Mike would be a total stranger to me in a blogless world. He's way the hell up there in Connecticut somewhere, that state I'm always missing in those Tri-State Area quizzes (New York, New Jersey and…wait…I wanna get this…is Inertia a state or do states of mind not count?). Connecticut clearly needs to shape up when it comes to baseball. Last month, when the Yankees and Red Sox played that series to end all series — which for once it did — the Times cited a survey of Connecticutians that indicated only 12 percent of their geographic ranks chose the Mets as their favorite team. The rest copped to being arrogant thugs or overly precious.
No wonder we're taking applications from Pennsylvania, Delaware and Quebec to fill that third seat on the Tri-State. But don't hold his neighbors' misguidedness against Mike. His blog provides the best straight-ahead analysis, pregame and postgame, of any I've come across. Mike's Mets has surged ahead of Stew Leonard's chocolate chip cookies on my list of excellent products to emanate from Connecticut.
Because of his blog, Mike wasn't a total stranger to me when the night began. Still, we were delighted at the chance for a face-to-face, all of which would have to take place outside the soggy confines of Shea Stadium. We met by the main subway entrance and — since Mets fans know enough to eventually come in from out of the rain — hopped another 7 to Grand Central and my favorite loitering spot in the city, the Grand Central dining concourse.
Over sesame chicken, we swapped tales from the cyberfront, deconstructed why virulent statheads tend to annoy us, recounted how Steve Phillips' tenure made us cringe and wondered when spelling became a lifestyle choice.

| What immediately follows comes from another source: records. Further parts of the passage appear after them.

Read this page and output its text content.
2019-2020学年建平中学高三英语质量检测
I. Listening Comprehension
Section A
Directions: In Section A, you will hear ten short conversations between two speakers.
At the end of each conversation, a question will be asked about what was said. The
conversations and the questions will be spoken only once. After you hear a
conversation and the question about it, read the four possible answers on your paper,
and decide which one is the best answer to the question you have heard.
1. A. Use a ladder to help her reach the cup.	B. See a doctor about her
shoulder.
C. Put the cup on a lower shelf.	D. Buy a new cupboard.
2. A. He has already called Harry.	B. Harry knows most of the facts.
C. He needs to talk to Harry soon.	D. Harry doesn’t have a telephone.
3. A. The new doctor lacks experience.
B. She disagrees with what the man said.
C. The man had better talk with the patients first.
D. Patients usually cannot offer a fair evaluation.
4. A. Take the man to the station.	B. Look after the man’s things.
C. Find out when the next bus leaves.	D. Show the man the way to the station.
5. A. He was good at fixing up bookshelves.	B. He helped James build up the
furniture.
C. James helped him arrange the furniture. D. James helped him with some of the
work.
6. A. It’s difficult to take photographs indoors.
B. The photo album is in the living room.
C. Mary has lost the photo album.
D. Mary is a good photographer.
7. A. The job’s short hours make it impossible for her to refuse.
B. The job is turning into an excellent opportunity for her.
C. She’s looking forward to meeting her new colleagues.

As the food court began to clear and we became outnumbered by the reality-challenged (one of whom wore a Mets cap and offered to sell me an umbrella), we got up and consulted our train schedules. He headed to his ride home on the Metro-North and I across town to mine on the LIRR. We're going to try get a game in next homestand, weather literally permitting.
I'd have preferred we had done our live chat with Andruw Jones face down in a puddle, Jeff Francoeur tripping over him and Matt Diaz sprawled atop both of them while a baseball sat untouched six inches from their collective grasp. Come to think of it, visiting teams stay at the Grand Hyatt next door, so who knows how the Braves spent their rainout? (Their call; I'm no John Smoltz.) But even without a chance to boo the Braves back to fourth place, I enjoyed realizing again the kind of trackbacks this marvelous medium here yields. You meet some of the nicest folks from blogging. I found it amusing that Mike mentioned a couple of readers who probably “hate” him for things he's written. Nonsense, I thought. Get to know a good Mets blogger and there's nothing not to like.